August is also one of the best months of the year for shellfish and despite the annual evacuation of the Parisians at this time of year to the South of France and Guadeloupe a great variety of shellfish was set out in well crafted icy displays grouping together vast mounds of langoustines, amandes and cooked shore crab.

Quite close by is one of my favourite places in Paris; Maison Pou on Rue du Ternes is not Fauchon, and never will be, but it essentially does the same thing cooking and preparing classic meals, dishes, meats and pates causing the havoc with the decision making skills of the hungry Parisian. The shop's style shirks the modernity and the crisp neat shapes and abstract forms that one might expect from Fauchon. The cooking and presentation of the food is easily recognisable as what I would consider to be classically French.


Delicacies of Maison Fou

I purchased my tickets in Gare de Lyon and wandered about for a while trying to find somewhere to eat. Eventually, I happened upn a neighbourhood restaurant of Reu Didertot and was put through my paces with the chef's foie gras to start, Lapin au moutard for main course and mirabelle clafoutis to finish. By this time the warmth of the sunshine needed to be suppressed and I allowed myself a refreshing glass or two of rose from the Pays du Gard.

I awoke the next morning in the small village of Couvieres. With warm sunlight flooding in through an open window that also allowed a comforting breeze circulate the room I breakfasted on coffee, toast with a reine claude plum jam and peaches fresh from the tree. Courvieres is immediately surrounded by pastures where the Monbelliard cattle graze and horses roam. The pastures are bounded all around by vast forests of tall straight powerful pine trees.

Horses near Couvieres

On Sunday morning we went for a short walk in the forests to hunt down a few mushrooms. There had not been much rainfall in the past few weeks in Courvieres, and we did not expect to find much. However, through one stretch of forest we doscovered a proliferation of Phallus Hadrian or stinkhorns; some spent and fallen down on the ground from where they literally hatched, others still proudly standing to attention freshly emerged from their embryonic sack with pitted and ribbed caps at the tip. If and when the rains arrive there may by a mycological explosion but it will not last long because the frosts will begin to become quite severe at 850 meters above sea level by the middle of September.

Phallus Hadriani emergging from the forest floor

Reading the newspapers it is difficult to escape the difference in the news reporting; the Irish media dwells upon one crisis followed by another where we have apparently been the author of our own misfortune (in reality a series of disasters created by a select few).
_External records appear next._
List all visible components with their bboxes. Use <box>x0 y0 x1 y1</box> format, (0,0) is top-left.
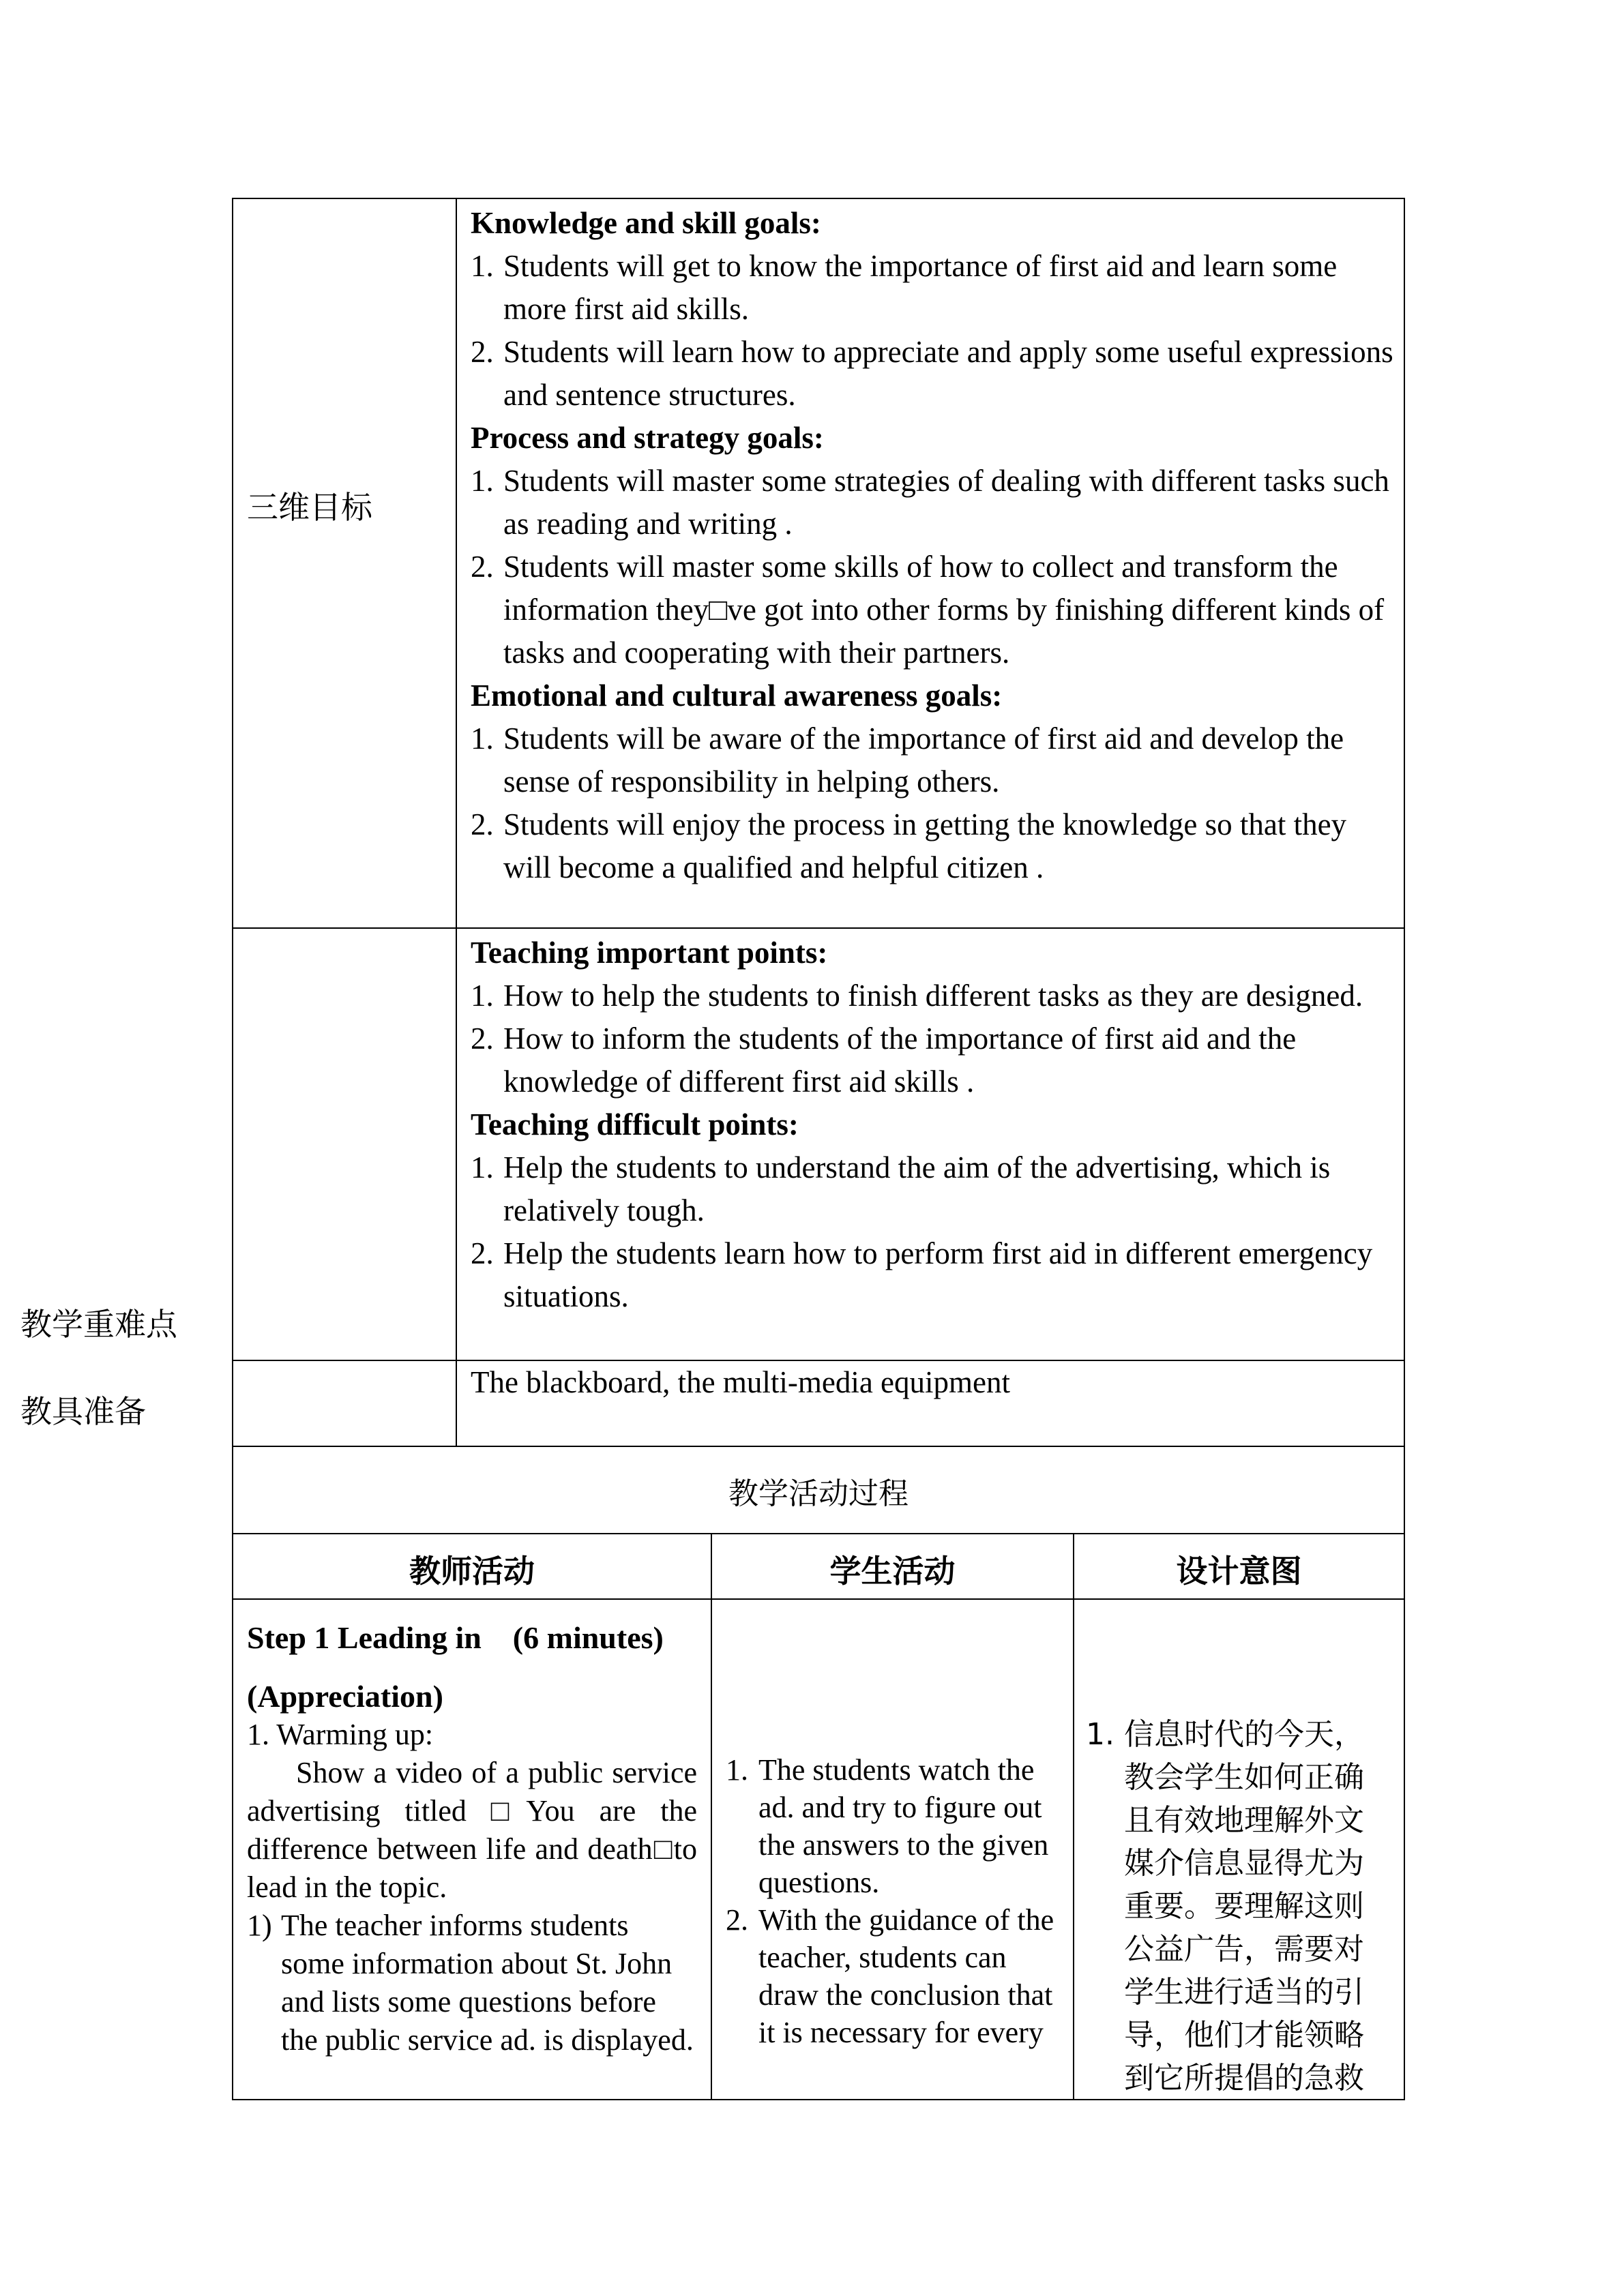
item-number: 2. <box>471 335 494 369</box>
student-activity-header: 学生活动 <box>829 1553 956 1590</box>
process-title: 教学活动过程 <box>728 1476 909 1511</box>
item-number: 2. <box>471 807 494 841</box>
student-item <box>726 1901 1065 2051</box>
student-column-divider <box>1073 1533 1074 2100</box>
item-number: 1. <box>726 1753 748 1787</box>
points-section-difficult <box>471 1103 1398 1318</box>
design-intent-cell <box>1086 1713 1391 2100</box>
tools-content: The blackboard, the multi-media equipment <box>471 1365 1010 1399</box>
tools-label: 教具准备 <box>20 1393 146 1430</box>
goal-item <box>471 803 1398 889</box>
goals-section-knowledge <box>471 202 1398 417</box>
warmup-label: 1. Warming up: <box>247 1718 434 1751</box>
row-divider-goals <box>232 927 1405 929</box>
table-border-top <box>232 198 1405 199</box>
item-number: 2. <box>471 550 494 584</box>
step-title: Step 1 Leading in (6 minutes) <box>247 1620 664 1655</box>
item-text: How to inform the students of the importance of first aid and the knowledge of different first aid skills . <box>503 1022 1297 1099</box>
row-divider-tools <box>232 1446 1405 1447</box>
item-text: How to help the students to finish different tasks as they are designed. <box>503 979 1363 1013</box>
section-heading: Process and strategy goals: <box>471 421 824 455</box>
item-text: Students will be aware of the importance of first aid and develop the sense of responsibility in helping others. <box>503 721 1344 799</box>
goal-item <box>471 460 1398 546</box>
student-activity-cell <box>726 1751 1065 2051</box>
point-item <box>471 974 1398 1017</box>
item-number: 2. <box>471 1022 494 1056</box>
design-intent-header: 设计意图 <box>1176 1553 1302 1590</box>
teacher-column-divider <box>711 1533 712 2100</box>
item-text: Students will master some skills of how to collect and transform the information they□ve got into other forms by finishing different kinds of tasks and cooperating with their partners. <box>503 550 1385 670</box>
goal-item <box>471 331 1398 417</box>
item-text: Students will enjoy the process in getting the knowledge so that they will become a qualified and helpful citizen . <box>503 807 1347 884</box>
teacher-activity-cell <box>247 1619 697 2059</box>
section-heading: Emotional and cultural awareness goals: <box>471 679 1003 713</box>
item-text: Students will learn how to appreciate and apply some useful expressions and sentence structures. <box>503 335 1393 412</box>
item-text: With the guidance of the teacher, students can draw the conclusion that it is necessary for every <box>758 1903 1054 2049</box>
row-divider-process-title <box>232 1533 1405 1534</box>
table-border-right <box>1404 198 1405 2100</box>
points-label: 教学重难点 <box>20 1306 177 1343</box>
item-number: 1. <box>471 721 494 756</box>
goals-content <box>471 202 1398 889</box>
goal-item <box>471 546 1398 674</box>
item-number: 2. <box>471 1236 494 1270</box>
point-item <box>471 1232 1398 1318</box>
item-text: The students watch the ad. and try to figure out the answers to the given questions. <box>758 1753 1049 1899</box>
item-text: Students will master some strategies of dealing with different tasks such as reading and writing . <box>503 464 1389 541</box>
step-subtitle: (Appreciation) <box>247 1679 443 1714</box>
item-text: Students will get to know the importance of first aid and learn some more first aid skills. <box>503 249 1338 326</box>
goals-section-emotional <box>471 674 1398 889</box>
point-item <box>471 1017 1398 1103</box>
item-number: 1. <box>1086 1717 1114 1752</box>
teacher-item <box>247 1907 697 2059</box>
item-text: 信息时代的今天，教会学生如何正确且有效地理解外文媒介信息显得尤为重要。要理解这则公益广告，需要对学生进行适当的引导，他们才能领略到它所提倡的急救 <box>1124 1717 1364 2096</box>
section-heading: Teaching difficult points: <box>471 1107 799 1142</box>
goal-item <box>471 717 1398 803</box>
item-text: The teacher informs students some information about St. John and lists some questions before the public service ad. is displayed. <box>281 1909 694 2057</box>
item-number: 1) <box>247 1909 272 1942</box>
table-border-left <box>232 198 233 2100</box>
goals-section-process <box>471 417 1398 674</box>
item-number: 1. <box>471 249 494 283</box>
item-text: Help the students to understand the aim of the advertising, which is relatively tough. <box>503 1150 1331 1227</box>
intent-item <box>1086 1713 1391 2100</box>
item-number: 1. <box>471 979 494 1013</box>
goals-label: 三维目标 <box>247 489 372 526</box>
student-item <box>726 1751 1065 1901</box>
item-number: 1. <box>471 1150 494 1184</box>
teacher-activity-header: 教师活动 <box>409 1553 535 1590</box>
point-item <box>471 1146 1398 1232</box>
goal-item <box>471 245 1398 331</box>
item-text: Help the students learn how to perform first aid in different emergency situations. <box>503 1236 1373 1313</box>
item-number: 1. <box>471 464 494 498</box>
points-content <box>471 931 1398 1318</box>
section-heading: Knowledge and skill goals: <box>471 206 821 240</box>
item-number: 2. <box>726 1903 748 1937</box>
label-column-divider <box>456 198 457 1447</box>
row-divider-column-headers <box>232 1598 1405 1600</box>
points-section-important <box>471 931 1398 1103</box>
warmup-paragraph: Show a video of a public service advertising titled □You are the difference between life and death□to lead in the topic. <box>247 1756 697 1904</box>
section-heading: Teaching important points: <box>471 936 828 970</box>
In contrast the L'Est Republican carried a front page story on the announcements of various wine producers that they were in the last throws of preparing for the start of the vendage, or the picking of the grapes for their annual wine production. Elsewhere in the paper, my eye was caught by this full page add heralding the arrival of the Mont D'Or cheese. This cheese available during the Autumn and Winter months is one of my personal highlights of the year and launches me into new world of goumandises and a few weekends of gluttony.

The arrival of the iconicly seasonal Mont D'Or cheese

1 comment:

Hunters said...

Once again; a joy to read. I can smell the air and the food (alas, not taste).